A philosophically crucial aspect of TO lies beyond the performance itself. Sessions often start with games and bodywork. Such activities are seen as creating a kind of communion, and existence as a group. Their function is to destroy what Boal calls ‘muscular alienation’, and to perform a ‘de-mechanisation of the body’. In the course of work and everyday life, people adopt certain habitual bodily postures and comfort in the repetition of certain acts. People’s bodies get mechanized, often producing mindless, muscle-memory responses to stimuli. They can’t act creatively, because they always revert to the constrained gestures of the constricted body.
Boal exemplifies this idea in relation to work – the repetition of particular postures during physical labour as workers in factories, mines and farms; someone who works at a computer spending significant durations sitting, with eyes facing the screen and hands on the keyboard; someone whose job involves sorting things or filling forms; a retail employee, perhaps allowed more mobility, but expected to keep up appearances of pleasantry; a woman running a household, with an unchanged schedule and list of chores to complete everyday. People might also get bodily structures from family life, consumption patterns or recurring emotional states.
There is also a crucial sensory equivalent to this kind of muscular rigidity. People filter reality in line with particular culturally relevant assumptions. They make habitual settings seem orderly. And orderly settings as right. For instance, people raised in cities can process urban stimuli, but not usually those of a forest. On the other hand, someone who has always lived in a forest will find it more orderly than a city. Such filters can act in similarly to bodily rigidities, predisposing people to see, hear and perceive in particular biased ways- an impediment to democratic dialogue, co-creation and creative thinking that forum theatre seeks to address.

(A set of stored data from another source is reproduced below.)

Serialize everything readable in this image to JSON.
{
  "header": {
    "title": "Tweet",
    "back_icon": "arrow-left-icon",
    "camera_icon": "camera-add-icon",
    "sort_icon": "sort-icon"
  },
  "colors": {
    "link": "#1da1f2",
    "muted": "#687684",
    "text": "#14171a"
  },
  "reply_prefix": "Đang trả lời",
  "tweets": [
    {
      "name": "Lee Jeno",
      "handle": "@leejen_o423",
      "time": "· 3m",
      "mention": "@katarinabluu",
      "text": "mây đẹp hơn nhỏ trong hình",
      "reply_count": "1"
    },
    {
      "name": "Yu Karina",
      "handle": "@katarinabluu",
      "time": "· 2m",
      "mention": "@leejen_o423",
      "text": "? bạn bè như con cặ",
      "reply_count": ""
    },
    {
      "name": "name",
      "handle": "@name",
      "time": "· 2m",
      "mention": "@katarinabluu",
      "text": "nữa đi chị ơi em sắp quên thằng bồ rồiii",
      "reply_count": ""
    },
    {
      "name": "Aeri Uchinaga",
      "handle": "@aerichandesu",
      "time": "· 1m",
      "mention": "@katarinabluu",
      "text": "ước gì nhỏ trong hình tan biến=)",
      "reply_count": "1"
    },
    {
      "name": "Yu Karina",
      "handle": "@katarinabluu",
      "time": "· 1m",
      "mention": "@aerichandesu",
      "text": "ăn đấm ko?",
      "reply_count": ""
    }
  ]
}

Paulo Friere and Augusto Boal’s pedagogical partnership left behind some enduring lessons for future political thinkers, social activists and development professionals- in their unwavering faith in all people, regardless of their unique power positioning (or lack thereof), as intellectual beings capable of creation & recreation, action & reflection; in their placing of the oppressed at the leading end on the road to liberation; in them continually rejecting singular finished world views, as opposed to ever-evolving collective ones; and in their undying commitment to embracing the possibility of positive change.